Tuesday, March 24, 2009

I don't know how the Kindle will change my reading habits.

I mentioned this briefly last week, but it needs its own post. My dear friend and former housemate Joseph upgraded to a Kindle 2 last month, and was kind enough to pass his first-generation Kindle on to me.

It's already changing my life for the better, but I'm still trying to figure out its long-term implications.

First of all, I don't think I'm a typical Kindle user. I read more than most people do, and buy only a fraction of the books I read; publishers and authors send me review copies, and I'm also a moderate-to-heavy library user. I work at home, so don't read on buses or subways, and don't carry books around with me except when I'm traveling. (I do, however, carry books when I travel; I brought 20 paperbacks to New York, and have -- um -- nine with me on this trip to Washington. In my defense, five of those were in a box I picked up at the post office as I left town.)

In many ways, however, the Kindle was designed for me. My apartment, as you might imagine, overflows with books, manuscripts, and screenplays (I really need to figure out a way to recycle them; when I get home, I'll probably ask to borrow someone's Hatch Hill permit). If I can get review copies on the Kindle, I will.

I'm already uploading electronic manuscripts to the Kindle, so I will no longer need to ask clients to send me paper copies. Previously, I read the paper copy while I marked up the electronic version; it was too hard for me to read extended text on a computer screen, but the Kindle screen feels like reading words on a page instead of a screen. Just because of that, my Kindle will save some trees.

Beyond that, however, I'm not sure I'll buy any fewer books because of the Kindle. I like having signed first editions of books that are important to me, and I like giving books as gifts. Unlike most people I know, I'm a re-reader, and I also like to be able to take a book off a shelf to find a reference or make a point. (The Kindle's search function makes this easy, but then you lose the serendipity of the search, which I believe in.)

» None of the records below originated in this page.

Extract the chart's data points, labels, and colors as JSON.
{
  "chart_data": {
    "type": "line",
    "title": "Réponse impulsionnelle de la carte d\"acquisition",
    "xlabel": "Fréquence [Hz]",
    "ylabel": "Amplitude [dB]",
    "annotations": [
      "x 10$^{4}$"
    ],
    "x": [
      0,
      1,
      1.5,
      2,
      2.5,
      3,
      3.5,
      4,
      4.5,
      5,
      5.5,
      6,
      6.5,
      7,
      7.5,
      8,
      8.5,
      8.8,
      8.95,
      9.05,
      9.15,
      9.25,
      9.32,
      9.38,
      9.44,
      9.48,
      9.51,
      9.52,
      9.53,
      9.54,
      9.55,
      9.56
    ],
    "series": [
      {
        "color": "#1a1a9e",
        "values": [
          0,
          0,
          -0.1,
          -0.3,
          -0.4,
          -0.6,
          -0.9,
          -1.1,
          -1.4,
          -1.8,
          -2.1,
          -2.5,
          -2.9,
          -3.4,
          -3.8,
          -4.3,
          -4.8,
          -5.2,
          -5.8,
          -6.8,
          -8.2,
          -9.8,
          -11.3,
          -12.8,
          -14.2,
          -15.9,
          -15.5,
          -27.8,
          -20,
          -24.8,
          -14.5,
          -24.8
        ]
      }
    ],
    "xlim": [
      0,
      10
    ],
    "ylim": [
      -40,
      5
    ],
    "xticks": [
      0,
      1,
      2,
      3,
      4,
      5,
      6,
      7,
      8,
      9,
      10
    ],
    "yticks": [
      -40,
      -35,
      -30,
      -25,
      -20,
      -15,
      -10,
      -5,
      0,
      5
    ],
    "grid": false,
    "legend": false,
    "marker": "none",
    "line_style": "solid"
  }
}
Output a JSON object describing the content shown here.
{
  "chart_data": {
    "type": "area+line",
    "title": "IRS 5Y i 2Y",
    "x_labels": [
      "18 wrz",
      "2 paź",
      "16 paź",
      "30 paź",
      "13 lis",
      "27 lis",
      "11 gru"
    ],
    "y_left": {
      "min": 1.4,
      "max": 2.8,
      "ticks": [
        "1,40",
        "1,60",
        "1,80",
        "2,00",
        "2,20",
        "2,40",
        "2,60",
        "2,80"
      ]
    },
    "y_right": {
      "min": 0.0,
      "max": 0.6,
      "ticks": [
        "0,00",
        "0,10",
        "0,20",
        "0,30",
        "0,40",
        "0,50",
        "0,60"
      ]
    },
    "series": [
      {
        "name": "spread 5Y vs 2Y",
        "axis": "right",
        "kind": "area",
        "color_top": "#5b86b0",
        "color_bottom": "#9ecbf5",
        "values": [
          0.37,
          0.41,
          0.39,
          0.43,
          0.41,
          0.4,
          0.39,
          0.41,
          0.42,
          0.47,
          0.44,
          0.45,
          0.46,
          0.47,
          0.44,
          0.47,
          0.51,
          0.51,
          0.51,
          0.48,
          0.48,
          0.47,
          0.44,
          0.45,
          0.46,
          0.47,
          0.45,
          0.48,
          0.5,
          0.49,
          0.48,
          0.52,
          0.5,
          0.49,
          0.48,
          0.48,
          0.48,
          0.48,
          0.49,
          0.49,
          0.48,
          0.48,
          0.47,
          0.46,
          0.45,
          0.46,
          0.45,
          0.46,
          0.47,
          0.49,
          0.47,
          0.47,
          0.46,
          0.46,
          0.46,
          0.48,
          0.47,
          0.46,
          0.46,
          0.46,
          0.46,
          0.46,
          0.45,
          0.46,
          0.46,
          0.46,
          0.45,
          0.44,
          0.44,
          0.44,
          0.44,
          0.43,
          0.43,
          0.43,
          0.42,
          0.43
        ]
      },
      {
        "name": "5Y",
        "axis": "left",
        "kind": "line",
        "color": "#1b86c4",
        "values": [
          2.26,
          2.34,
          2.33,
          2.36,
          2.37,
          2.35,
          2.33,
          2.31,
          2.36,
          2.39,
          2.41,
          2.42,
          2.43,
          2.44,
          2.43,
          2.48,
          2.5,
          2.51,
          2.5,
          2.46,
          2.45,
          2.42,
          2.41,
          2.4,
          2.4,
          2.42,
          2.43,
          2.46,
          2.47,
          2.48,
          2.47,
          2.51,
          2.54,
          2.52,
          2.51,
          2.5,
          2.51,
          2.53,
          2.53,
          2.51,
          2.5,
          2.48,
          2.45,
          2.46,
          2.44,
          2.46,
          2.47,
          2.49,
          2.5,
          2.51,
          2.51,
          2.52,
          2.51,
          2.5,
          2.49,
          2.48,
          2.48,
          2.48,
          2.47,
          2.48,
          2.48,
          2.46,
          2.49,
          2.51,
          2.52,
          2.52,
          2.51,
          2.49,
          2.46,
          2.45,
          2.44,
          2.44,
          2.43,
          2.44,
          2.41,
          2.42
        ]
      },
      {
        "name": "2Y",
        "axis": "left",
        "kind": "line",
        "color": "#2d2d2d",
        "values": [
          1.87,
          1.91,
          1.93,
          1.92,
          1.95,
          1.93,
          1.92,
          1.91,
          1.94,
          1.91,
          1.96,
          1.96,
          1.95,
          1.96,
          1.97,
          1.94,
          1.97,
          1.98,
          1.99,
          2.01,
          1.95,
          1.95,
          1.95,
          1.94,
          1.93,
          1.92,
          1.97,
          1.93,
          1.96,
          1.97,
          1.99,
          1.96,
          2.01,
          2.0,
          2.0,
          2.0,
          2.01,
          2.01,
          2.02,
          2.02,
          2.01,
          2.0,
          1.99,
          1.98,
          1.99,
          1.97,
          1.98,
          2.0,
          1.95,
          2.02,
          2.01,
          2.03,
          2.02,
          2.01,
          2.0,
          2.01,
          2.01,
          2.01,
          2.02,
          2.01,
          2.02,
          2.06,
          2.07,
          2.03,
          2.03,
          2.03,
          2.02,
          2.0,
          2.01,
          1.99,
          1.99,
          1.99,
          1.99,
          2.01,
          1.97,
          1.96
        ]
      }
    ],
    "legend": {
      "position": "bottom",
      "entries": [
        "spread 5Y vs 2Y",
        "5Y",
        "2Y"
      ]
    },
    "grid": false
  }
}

The immediate and major benefit of my Kindle is that I have a New Yorker subscription for the first time in about 15 years. I love the New Yorker, but couldn't keep up with it; because I took copies on trips and always thought I'd get to back issues eventually, I never threw them away. At least one of my moves in the mid-1990s may have been just to force myself to throw away my New Yorker stockpile. Now they all live on the Kindle, and I can read a single article without feeling guilty about wasting the rest of the magazine.

Anyone else have a Kindle yet? How has it changed your reading habits?

1 comment:

Anonymous said...

Take a look at Terry Gerritsen's blog of a few days ago. A publisher sent notification that they would no longer send printed galleys instead sending them electronically via a pdf file. Kindle technology fits that mold.